The characteristics of the two cases are summarized in Table 1.
Discussion
In palliative care settings, tools like the PPI and PaP can effectively predict patient outcomes [1,2,5]. The PaP score factors include clinical prediction of survival, KPS, symptoms like anorexia and dyspnea, total white blood count, and lymphocyte count [1]. The provided PPI assesses KPS, oral intake, edema, dyspnea at rest, and delirium [2]. While PaP scores are more accurate for monthly prognosis evaluations, PPI scores are superior for weekly assessments. In both cases, these prognostic prediction tools played crucial roles in facilitating the ACP process and supporting the emotional well-being of the families. Prediction of life expectancy should be one of the most critical issues for patients with terminal illness and their families in palliative care. There are also other prognostic predicting tools, which are for geriatric [6], postsurgical [7], and advanced [8] malignant disorder patients. Accurate prediction of survival prognosis must be important for managing effective palliative care. To decide what medical intervention is appropriate for a patient, physicians should evaluate the benefits and disadvantages of each intervention based on survival prediction [9]. Appropriate prognostic diagnoses using prognostic evaluation tools can help patients and their families fulfill their final wishes.
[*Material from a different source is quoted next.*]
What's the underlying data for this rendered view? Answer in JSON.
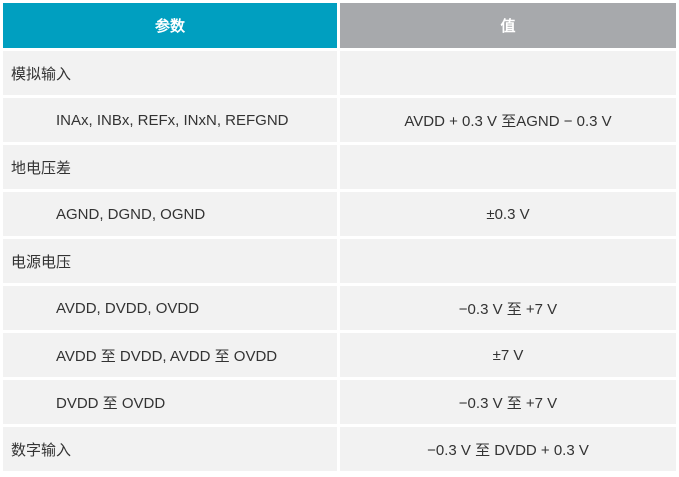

In addition to that, medical professionals can choose the best end-of-life care in accordance with evaluation tools and the patient’s wishes [10]. Newer predictive tools have been developed, such as the Japanese palliative oncology study prognostic index [11] and the objective predictive score [12]. Moreover, prognostic prediction tools and ACP should be employed not only in cases of terminal malignancies but also in those with dementia and geriatric syndromes [13]. Future medical practices should integrate objective prognosis prediction tools to support clinical judgment.
Conclusions
We encountered two cases of terminally ill patients with malignant tumors where prognostic evaluation tools significantly aided the ACP process. These cases underscore the value of these tools in providing prognoses that facilitate ACP, particularly for older adults. Physicians should use these prediction tools not only for patients with malignant tumors but also for those experiencing geriatric syndromes to support their ACP.